Руднев был вынужден подчиниться настойчивому требованию коллежского советника, однако уходить не торопился и решил перед уходом заглянуть в ту самую оранжерею, где воришка-официант якобы прятал краденое шампанское.

Он осмотрел скамью, на которой должен был оставаться поднос и проверил обзор от двери до угла, где росла пресловутая пальма. Оказалось, что кадушка с лопушистым растением и впрямь находилась в самом укромном месте, которое было сокрыто от глаз практически из любой точки зимнего сада. Два нижних листа пальмы были слегка помяты, а опилки, заменявшие ей грунт, с одной стороны взрыхлены, словно в них что-то прикапывали. Похоже официант и действительно схоронил свой трофей под растением, причем не очень-то церемонясь с заморским бурьяном.

Напоследок Дмитрий Николаевич решил на всякий случай заглянул за кадушку и сунулся головой под раскидистые листья.

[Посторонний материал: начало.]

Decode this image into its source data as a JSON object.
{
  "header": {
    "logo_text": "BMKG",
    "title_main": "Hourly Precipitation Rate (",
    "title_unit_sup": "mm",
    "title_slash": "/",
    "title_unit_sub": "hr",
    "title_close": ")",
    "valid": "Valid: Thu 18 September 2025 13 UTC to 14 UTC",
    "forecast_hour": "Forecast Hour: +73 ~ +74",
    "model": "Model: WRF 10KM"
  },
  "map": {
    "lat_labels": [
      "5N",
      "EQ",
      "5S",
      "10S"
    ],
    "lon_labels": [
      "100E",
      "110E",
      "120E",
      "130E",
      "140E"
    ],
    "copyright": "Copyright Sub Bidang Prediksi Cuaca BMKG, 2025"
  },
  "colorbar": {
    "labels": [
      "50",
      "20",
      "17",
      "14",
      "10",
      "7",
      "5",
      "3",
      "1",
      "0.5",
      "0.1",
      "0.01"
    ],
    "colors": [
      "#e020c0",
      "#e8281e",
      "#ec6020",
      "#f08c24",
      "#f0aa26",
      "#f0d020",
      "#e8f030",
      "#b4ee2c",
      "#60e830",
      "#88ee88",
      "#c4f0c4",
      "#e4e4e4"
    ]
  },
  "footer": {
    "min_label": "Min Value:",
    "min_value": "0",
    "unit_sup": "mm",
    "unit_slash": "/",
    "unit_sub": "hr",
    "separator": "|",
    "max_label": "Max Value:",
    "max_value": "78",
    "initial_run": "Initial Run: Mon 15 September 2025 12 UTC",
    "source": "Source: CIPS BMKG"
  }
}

Собравшаяся на них влага липкими каплями стекла ему за воротник. Руднев чертыхнулся и с отвращением дёрнулся назад, отводя рукой мясистые лопухи. Край кадушки открылся, и Дмитрий Николаевич увидел, что на нём грифелем нацарапан ряд цифр и знаков: «1.5.0.5.0.7.1.4 1.5.0.6.0.1.1.0?».

Он переписал надпись, тщательно воспроизводя особенности начертания символов, и поспешил покинуть оранжерею. Уже выйдя на улицу и сев в экипаж, Дмитрий Николаевич с видом человека, запамятовавшего что-то незначительное, подозвал дежурившего у подъезда городового, ещё совсем молодого парня, очевидно новенького и виденного Рудневым впервые.

 Позовите-ка ко мне коллежского советника Терентьева,  властно приказал он.

Дежурный стушевался, не зная, как поступить. Оставить пост, да ещё и передать сообщение самому помощнику начальника сыскной полиции, что какой-то партикулярный франт требует его к себе, казалось городовому едва ли не должностным проступком, но манеры неизвестного господина и орденская лента на его шее говорили о том, что он имеет полное право отдавать распоряжения не то что коллежскому советнику, но и кому повыше.